AFGHANISTAN: "LES TALIBANS ONT PRIS UNE RACLEE"

L'opération était "réussie, n'en déplaise à certains tacticiens en herbe ou en chambre qui viennent porter un jugement à 7.000 km, confortablement installés dans leur fauteuil.  L’adversaire a été mis en fuite, il a pris une sacré raclée, nous avons détruit des dépôts d’armes et nous nous adaptons à lui ». h-3-1246850-1219146785.jpgVoilà ce qu'a déclaré ce jeudi le général Puga, un responsable de l'état-major des armées pendant une conférence de presse, concernant l'opération pendant laquelle sont morts 10 soldats français, le 18 août dernier.
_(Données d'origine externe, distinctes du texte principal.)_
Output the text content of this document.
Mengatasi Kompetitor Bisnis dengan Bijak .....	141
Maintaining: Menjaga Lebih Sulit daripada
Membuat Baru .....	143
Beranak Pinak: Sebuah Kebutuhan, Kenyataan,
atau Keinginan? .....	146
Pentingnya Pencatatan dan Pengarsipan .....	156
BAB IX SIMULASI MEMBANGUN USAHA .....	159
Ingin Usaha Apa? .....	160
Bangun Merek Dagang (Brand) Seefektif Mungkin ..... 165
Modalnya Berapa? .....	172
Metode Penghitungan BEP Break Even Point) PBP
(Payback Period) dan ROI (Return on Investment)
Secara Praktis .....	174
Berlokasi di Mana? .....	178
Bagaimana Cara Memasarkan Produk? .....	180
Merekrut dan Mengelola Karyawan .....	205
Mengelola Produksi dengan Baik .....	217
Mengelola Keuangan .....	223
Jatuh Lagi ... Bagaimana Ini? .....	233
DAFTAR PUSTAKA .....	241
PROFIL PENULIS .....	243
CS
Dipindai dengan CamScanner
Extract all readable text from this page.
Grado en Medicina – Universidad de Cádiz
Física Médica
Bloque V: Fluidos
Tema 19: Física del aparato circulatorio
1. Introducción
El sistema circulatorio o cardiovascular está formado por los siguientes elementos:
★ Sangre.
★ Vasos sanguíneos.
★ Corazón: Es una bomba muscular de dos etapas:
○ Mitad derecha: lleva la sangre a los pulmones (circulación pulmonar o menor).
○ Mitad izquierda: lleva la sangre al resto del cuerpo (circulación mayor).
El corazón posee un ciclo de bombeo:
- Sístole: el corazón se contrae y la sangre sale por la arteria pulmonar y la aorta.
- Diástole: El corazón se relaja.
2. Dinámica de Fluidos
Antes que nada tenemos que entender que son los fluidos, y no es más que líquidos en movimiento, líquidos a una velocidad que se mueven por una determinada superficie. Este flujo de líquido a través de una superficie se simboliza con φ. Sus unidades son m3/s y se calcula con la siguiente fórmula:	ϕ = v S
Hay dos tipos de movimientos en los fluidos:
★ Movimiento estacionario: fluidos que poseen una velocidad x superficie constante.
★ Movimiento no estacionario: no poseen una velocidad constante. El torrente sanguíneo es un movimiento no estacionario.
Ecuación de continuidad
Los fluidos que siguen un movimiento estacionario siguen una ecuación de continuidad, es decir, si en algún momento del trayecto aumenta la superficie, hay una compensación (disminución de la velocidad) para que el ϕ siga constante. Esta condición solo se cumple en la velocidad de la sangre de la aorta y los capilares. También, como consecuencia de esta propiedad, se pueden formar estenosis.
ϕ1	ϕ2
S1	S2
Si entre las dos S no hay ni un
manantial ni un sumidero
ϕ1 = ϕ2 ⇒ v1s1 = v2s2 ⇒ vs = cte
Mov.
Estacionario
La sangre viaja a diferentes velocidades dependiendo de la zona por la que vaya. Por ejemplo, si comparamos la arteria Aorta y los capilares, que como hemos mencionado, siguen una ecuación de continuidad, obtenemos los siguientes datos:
Franchement, il fallait oser …Comme dirait Audiard : « Les cons, ça ose tout, c’est même à cela qu’on les reconnaît ! »…En quelque sorte, c’est à qui perd gagne… A ce petit jeu, la « victoire » ne fait aucun doute. C’est comme un relent de communiqué de l’état-major américain pendant la guerre du Vietnam. Dix hommes au tapis, c’est une façon comme une autre de « s’adapter » à l’adversaire…qui court toujours les montagnes ! Le plus dur est à venir, mon général, et sans trop nous avancer, nous pouvons prévoir que la raclée des troupes qui occupent l’Afghanistan sera une nouvelle fois mémorable. Cela fait quelques décennies que cela dure… En attendant ce sont des soldats français qui tombent pour des intérêts américains.

 

22.08.2008

AFGHANISTAN: SELON KARIM PAKZAD DE L'IRIS: "IL EST IMPOSSIBLE DE GAGNER MILITAIREMENT EN AFGHANISTAN"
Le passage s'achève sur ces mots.